Although Joe Owen struck back for Bristol on the stroke of half-time they took the lead again through skipper Van Rhyn soon after the restart and when George Ford kicked a penalty it seemed Sanderson would again get his wish.
Not this time. Instead, Bristol scored the final 12 points to leave Sharks seventh in the table, a distant 14 points behind their pace-setting conquerors.
Quirke gives England 7-1 bench option
For 55 minutes Quirke ran the show. He started the game at scrum-half but within two minutes moved to the wing to replace Alex Wills, smashed by Mata in an incident.
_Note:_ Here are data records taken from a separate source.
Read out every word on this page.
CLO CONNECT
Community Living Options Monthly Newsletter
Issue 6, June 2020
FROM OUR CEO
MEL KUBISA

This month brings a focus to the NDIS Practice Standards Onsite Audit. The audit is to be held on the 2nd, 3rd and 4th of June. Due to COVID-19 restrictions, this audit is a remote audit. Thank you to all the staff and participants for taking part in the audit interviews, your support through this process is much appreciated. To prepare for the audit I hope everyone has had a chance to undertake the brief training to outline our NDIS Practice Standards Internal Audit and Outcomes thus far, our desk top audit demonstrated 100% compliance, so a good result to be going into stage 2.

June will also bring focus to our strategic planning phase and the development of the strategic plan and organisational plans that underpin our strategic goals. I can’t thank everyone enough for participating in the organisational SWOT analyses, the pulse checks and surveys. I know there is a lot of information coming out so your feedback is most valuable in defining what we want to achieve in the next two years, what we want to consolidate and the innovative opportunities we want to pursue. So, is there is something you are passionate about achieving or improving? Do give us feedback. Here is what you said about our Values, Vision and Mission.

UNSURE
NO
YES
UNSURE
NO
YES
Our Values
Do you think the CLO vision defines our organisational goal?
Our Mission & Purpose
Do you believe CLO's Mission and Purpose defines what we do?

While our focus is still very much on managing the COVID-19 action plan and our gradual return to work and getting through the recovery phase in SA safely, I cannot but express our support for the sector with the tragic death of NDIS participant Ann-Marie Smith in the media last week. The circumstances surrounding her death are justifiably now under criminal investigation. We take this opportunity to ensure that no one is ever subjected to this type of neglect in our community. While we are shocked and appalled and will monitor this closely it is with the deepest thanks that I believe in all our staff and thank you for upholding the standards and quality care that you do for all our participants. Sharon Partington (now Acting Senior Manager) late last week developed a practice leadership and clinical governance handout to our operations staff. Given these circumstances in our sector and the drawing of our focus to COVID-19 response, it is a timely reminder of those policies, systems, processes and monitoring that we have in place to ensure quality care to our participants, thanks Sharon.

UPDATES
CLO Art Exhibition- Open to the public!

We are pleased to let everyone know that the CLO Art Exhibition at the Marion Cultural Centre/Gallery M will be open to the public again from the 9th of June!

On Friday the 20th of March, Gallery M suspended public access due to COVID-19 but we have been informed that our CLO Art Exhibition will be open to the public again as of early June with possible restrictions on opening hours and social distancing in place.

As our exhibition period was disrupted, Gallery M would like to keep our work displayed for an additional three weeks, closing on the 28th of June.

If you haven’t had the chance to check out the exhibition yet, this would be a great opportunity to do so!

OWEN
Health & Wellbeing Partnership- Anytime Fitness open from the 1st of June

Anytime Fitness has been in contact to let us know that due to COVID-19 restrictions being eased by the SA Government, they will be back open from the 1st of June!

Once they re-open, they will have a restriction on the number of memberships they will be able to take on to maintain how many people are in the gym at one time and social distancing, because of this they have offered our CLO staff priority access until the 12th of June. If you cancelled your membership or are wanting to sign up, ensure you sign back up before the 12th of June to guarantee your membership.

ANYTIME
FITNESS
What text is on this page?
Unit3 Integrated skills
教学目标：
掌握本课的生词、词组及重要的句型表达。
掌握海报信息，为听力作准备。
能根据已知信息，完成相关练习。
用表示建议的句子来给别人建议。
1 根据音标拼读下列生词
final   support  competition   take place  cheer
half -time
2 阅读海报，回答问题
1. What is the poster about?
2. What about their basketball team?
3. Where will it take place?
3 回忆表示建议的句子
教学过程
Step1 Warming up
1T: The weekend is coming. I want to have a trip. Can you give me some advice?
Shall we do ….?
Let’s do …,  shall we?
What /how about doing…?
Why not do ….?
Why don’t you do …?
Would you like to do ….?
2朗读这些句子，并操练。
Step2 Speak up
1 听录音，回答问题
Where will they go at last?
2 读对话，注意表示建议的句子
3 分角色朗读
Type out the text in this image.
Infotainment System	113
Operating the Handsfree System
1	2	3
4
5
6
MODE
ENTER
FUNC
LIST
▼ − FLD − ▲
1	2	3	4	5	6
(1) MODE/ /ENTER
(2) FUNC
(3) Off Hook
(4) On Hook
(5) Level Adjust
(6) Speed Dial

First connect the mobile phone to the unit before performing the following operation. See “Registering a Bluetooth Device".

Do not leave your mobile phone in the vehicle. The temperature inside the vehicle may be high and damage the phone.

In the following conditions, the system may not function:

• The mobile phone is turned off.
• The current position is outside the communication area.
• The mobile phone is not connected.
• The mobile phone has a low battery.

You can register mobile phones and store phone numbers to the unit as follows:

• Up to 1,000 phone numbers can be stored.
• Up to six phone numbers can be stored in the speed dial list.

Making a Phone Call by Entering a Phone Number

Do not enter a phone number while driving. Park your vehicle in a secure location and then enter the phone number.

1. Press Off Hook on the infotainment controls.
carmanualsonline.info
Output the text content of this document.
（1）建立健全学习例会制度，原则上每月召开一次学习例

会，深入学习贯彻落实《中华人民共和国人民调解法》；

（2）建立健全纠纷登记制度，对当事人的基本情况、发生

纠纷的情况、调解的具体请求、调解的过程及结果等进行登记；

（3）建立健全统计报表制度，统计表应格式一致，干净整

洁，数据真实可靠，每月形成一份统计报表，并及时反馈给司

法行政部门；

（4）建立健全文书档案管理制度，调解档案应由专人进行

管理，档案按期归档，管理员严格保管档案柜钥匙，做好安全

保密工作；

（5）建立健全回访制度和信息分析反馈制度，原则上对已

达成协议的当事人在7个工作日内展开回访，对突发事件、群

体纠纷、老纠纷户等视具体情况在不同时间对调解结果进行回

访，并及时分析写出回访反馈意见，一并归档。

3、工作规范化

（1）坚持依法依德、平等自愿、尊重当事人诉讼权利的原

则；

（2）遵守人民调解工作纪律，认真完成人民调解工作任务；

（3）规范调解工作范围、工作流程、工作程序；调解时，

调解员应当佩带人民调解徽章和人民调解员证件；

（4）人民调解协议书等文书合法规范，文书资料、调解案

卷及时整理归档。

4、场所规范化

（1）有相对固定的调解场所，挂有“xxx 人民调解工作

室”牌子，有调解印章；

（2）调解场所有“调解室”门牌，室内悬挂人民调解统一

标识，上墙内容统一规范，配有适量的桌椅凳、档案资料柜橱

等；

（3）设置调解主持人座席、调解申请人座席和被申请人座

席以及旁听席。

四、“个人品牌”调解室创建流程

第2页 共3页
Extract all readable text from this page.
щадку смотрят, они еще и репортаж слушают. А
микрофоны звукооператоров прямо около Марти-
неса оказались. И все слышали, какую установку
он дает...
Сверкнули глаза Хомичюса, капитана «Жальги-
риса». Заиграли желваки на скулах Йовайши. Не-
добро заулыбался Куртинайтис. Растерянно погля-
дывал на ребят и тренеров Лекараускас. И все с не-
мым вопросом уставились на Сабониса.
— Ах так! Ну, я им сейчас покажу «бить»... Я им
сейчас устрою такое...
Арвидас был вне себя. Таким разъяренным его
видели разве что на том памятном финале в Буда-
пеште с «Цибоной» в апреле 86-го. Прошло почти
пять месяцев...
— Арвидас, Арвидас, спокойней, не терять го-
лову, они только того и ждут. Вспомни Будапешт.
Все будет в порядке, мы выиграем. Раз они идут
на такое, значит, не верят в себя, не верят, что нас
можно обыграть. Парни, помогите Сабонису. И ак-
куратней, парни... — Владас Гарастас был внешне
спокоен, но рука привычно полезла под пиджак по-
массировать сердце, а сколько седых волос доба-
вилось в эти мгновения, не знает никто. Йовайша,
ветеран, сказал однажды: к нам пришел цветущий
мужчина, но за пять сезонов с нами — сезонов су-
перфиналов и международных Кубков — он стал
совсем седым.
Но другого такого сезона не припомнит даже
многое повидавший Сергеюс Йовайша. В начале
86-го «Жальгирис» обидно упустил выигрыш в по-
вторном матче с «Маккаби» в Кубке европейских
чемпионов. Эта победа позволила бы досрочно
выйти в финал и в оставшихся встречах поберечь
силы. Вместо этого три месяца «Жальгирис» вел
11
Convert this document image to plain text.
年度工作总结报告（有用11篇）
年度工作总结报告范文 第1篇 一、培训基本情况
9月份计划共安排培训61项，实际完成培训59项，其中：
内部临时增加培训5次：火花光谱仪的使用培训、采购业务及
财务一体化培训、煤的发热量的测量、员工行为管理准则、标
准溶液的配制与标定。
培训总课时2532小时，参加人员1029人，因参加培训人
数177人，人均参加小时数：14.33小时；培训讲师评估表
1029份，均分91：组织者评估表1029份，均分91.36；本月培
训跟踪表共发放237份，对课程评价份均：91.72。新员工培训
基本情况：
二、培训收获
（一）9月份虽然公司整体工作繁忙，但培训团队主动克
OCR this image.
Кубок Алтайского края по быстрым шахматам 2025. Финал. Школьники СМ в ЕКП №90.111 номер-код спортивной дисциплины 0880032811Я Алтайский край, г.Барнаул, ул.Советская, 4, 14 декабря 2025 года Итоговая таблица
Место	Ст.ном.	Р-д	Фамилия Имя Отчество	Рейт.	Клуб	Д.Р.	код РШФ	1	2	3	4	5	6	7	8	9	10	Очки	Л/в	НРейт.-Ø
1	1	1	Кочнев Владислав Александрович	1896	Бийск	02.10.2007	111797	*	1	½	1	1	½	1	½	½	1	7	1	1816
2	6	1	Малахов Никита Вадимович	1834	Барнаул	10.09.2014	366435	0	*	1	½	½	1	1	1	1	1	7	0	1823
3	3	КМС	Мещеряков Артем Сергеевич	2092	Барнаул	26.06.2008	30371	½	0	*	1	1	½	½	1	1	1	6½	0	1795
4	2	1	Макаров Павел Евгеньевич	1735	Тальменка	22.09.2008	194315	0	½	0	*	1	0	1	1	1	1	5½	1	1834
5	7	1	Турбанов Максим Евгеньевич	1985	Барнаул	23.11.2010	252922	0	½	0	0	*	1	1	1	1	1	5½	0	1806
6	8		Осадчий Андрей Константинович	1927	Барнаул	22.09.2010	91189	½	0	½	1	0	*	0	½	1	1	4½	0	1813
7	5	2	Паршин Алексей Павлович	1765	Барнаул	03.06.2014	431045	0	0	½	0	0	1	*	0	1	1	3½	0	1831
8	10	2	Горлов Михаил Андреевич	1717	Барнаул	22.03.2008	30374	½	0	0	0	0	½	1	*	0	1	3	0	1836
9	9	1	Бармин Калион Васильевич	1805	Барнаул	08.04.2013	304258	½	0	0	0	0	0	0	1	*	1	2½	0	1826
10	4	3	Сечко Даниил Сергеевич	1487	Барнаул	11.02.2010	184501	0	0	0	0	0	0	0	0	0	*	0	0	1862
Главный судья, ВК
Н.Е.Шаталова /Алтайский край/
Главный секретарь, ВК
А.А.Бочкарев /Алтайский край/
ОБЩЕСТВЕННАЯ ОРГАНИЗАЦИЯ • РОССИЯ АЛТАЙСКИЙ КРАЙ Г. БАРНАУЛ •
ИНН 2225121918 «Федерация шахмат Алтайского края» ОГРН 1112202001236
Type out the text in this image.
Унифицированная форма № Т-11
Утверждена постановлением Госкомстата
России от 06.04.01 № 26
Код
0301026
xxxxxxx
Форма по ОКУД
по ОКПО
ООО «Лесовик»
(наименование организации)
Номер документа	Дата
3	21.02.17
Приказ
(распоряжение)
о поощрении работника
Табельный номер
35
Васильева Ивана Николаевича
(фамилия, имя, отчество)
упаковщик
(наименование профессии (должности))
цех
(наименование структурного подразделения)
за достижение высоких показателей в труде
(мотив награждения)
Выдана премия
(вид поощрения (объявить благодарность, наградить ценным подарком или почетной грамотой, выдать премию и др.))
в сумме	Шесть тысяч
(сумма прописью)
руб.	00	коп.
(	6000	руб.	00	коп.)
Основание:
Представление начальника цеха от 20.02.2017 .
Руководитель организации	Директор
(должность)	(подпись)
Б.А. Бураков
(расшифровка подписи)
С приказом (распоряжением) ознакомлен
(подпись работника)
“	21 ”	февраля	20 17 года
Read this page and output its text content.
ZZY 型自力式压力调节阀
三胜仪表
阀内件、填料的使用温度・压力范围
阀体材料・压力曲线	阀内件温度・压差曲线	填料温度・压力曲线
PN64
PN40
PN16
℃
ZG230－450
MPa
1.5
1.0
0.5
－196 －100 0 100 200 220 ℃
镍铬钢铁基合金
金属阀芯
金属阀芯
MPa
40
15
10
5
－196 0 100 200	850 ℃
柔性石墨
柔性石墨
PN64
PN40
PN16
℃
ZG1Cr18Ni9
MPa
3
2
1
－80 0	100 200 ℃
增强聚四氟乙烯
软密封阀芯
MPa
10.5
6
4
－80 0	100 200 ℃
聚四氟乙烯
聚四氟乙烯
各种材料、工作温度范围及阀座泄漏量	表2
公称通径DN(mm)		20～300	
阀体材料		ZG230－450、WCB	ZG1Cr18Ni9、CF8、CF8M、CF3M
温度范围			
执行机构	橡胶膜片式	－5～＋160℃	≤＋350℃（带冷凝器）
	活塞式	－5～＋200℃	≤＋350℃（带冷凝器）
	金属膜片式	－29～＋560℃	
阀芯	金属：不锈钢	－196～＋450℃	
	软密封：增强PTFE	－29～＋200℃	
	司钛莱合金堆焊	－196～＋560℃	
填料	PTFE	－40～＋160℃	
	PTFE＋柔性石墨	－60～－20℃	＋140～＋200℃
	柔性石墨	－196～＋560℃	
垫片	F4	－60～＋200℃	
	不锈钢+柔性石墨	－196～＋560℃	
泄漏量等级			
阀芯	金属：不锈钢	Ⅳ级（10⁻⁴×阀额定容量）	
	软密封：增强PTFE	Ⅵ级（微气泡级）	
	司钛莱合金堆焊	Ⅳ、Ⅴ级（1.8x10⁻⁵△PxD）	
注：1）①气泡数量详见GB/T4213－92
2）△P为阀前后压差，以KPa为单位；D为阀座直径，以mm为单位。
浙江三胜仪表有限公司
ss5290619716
What might have been as heavy a blow for Sharks as it was for Wills turned into a blessing as Quirke showcased his inner wing. He was a revelation, his pace unsettling Bristol at every turn.
Steve Borthwick, the England head coach, is keen to explore the possibility of a 7-1 bench with just one specialist back covering the positions behind the scrum.
Until Quirke went down lame late on, his audition for that role had gone exceedingly well. Rather like Austin Healey in yesteryear he is equally effective in the back three as he at half-back.
If only he can stay fit – and sadly that has proved beyond the Sale nine too often since his England debut in 2021 – he is a player Borthwick will want to see a lot more of.